Regenwald, Tropenwald, Tropischer Regenwald

Regenwälder gibt es nicht nur am Äquator, sondern auch als artenreiche Nadel- und Laubwälder in kühl-gemäßigten Zonen, die durch einen besonders hohen Niederschlag gekennzeichnet sind – zum Beispiel an der Westküste Nordamerikas. Tropenwälder schließen neben den tropischen Regenwäldern (etwa ein Viertel) auch tropischen Feucht- und Monsunwald mit ein, wo es nicht immer feucht ist. Umgangssprachlich wird aber der Begriff Regenwald für tropischen Regenwald verwendet.

Wissenschaftler fordern EU zum Handeln auf

Unterdessen haben hunderte Wissenschaftler und Ureinwohner die EU dazu aufgerufen, bei den Verhandlungen über ein Freihandelsabkommen mit Brasilien auf den Schutz der Umwelt und die Einhaltung der Menschenrechte zu bestehen.

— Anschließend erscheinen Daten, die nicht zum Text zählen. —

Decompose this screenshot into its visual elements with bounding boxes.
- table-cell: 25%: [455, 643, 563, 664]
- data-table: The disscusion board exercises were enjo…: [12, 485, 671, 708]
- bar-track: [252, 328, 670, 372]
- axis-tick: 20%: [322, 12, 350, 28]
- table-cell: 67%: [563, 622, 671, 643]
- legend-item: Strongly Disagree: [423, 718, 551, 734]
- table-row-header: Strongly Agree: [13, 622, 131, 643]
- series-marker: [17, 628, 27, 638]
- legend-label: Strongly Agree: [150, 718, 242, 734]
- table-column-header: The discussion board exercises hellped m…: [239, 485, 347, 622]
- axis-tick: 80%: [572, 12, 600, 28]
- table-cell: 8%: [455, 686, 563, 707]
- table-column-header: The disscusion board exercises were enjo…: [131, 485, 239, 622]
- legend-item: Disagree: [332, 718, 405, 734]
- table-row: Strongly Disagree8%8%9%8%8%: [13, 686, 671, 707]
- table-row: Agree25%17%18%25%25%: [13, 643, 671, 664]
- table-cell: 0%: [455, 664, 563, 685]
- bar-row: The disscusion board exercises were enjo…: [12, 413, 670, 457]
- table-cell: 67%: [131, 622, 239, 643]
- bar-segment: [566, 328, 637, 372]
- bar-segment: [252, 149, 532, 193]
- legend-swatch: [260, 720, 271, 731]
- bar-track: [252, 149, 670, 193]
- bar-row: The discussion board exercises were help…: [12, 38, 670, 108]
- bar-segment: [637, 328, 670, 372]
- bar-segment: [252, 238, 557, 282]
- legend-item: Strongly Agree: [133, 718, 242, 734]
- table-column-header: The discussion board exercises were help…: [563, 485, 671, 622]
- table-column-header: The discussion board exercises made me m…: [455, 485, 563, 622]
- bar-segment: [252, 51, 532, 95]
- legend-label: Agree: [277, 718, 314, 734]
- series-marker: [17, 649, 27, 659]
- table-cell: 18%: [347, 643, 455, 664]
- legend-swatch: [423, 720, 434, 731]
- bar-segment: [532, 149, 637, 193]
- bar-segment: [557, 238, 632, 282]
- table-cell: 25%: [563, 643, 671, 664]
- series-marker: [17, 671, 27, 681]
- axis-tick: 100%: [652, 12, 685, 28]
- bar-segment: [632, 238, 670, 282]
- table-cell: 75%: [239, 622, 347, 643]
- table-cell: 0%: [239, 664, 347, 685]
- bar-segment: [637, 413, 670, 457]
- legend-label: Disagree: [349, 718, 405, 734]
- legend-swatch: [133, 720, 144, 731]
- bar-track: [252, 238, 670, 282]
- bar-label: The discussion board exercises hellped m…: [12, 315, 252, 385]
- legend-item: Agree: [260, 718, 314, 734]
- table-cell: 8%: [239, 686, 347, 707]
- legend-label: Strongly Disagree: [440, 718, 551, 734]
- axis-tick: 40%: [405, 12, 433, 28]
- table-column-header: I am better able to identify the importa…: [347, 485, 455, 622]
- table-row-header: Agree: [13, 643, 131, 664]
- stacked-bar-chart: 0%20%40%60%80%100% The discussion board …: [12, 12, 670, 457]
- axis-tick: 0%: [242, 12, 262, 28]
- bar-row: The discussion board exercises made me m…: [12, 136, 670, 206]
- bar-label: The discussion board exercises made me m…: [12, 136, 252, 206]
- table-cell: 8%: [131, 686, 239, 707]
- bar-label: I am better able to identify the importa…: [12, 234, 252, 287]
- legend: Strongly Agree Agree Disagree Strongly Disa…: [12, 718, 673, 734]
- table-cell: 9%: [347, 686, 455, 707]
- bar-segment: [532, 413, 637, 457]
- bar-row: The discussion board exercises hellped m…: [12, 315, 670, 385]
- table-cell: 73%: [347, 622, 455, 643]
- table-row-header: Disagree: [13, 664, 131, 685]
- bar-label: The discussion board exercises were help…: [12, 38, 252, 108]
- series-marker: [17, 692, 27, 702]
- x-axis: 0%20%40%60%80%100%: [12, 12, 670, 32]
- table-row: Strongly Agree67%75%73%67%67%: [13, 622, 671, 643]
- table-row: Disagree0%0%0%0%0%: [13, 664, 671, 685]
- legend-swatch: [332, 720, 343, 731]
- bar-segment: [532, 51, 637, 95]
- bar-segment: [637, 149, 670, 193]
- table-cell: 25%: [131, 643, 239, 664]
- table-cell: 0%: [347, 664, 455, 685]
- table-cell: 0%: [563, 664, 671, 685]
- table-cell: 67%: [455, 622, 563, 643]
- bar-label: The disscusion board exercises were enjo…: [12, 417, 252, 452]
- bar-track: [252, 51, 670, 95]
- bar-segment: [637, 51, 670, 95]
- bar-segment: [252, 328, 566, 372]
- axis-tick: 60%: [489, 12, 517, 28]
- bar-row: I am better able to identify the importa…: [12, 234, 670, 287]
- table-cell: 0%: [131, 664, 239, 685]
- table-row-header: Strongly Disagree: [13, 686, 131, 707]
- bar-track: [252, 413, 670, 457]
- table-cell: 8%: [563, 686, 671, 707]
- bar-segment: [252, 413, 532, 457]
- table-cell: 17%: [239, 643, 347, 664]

In dem in der Fachzeitschrift Science veröffentlichten Brief heißt es: "Wir rufen die EU dazu auf, ihre Chance zu nutzen, um die Wahrung der Menschenrechte und den Schutz der Umwelt sicherzustellen." Denn solange die EU landwirtschaftliche Produkte aus Abholzung importiert, ist sie für die Situation in Brasilien mitverantwortlich.

Bildrechte: MDR/WWF (M)

Global Forest Watch zeigt auch: Beim Baumverlust 2017 sind Russland, Brasilien, Kanada, die USA und Indonesien in dieser Reihenfolge seit vielen Jahren die fünf führenden Länder. Die Vereinigten Staaten und Kanada stehen aber in der Waldgewinnung vor Brasilien, was auf ein Ungleichgewicht zwischen Abholzung und Aufforstung hindeutet.

Kein Urwald mehr, keine echte Notre-Dame mehr

Zudem gibt es auch Wald, der auch durch Aufforstung nicht einfach hergezaubert werden kann. Das zeigt eine traurige Anekdote nach den Bränden in der Pariser Kathedrale Notre-Dame Mitte des Monats: Gegenüber dem Sender Franceinfo erklärte Bertrand de Feydeau, der Vizepräsident der Stiftung Kulturerbe Fondation du patrimoine, dass der Dachstuhl nicht ohne Weiteres wieder orginalgetreu aufgebaut werden könne. Die Waldsituation beim Bau von Notre-Dame vor hunderten Jahren war eine andere. So hohe Urwald-Eichen, die groß genug sind, um einen orginalgetreuen Dachstuhl wiederherstellen zu können, lassen sich heute nicht mehr finden. Das Gefühl beim Besuch der wiederaufgebauten Kathedrale wird somit ein anderes sein.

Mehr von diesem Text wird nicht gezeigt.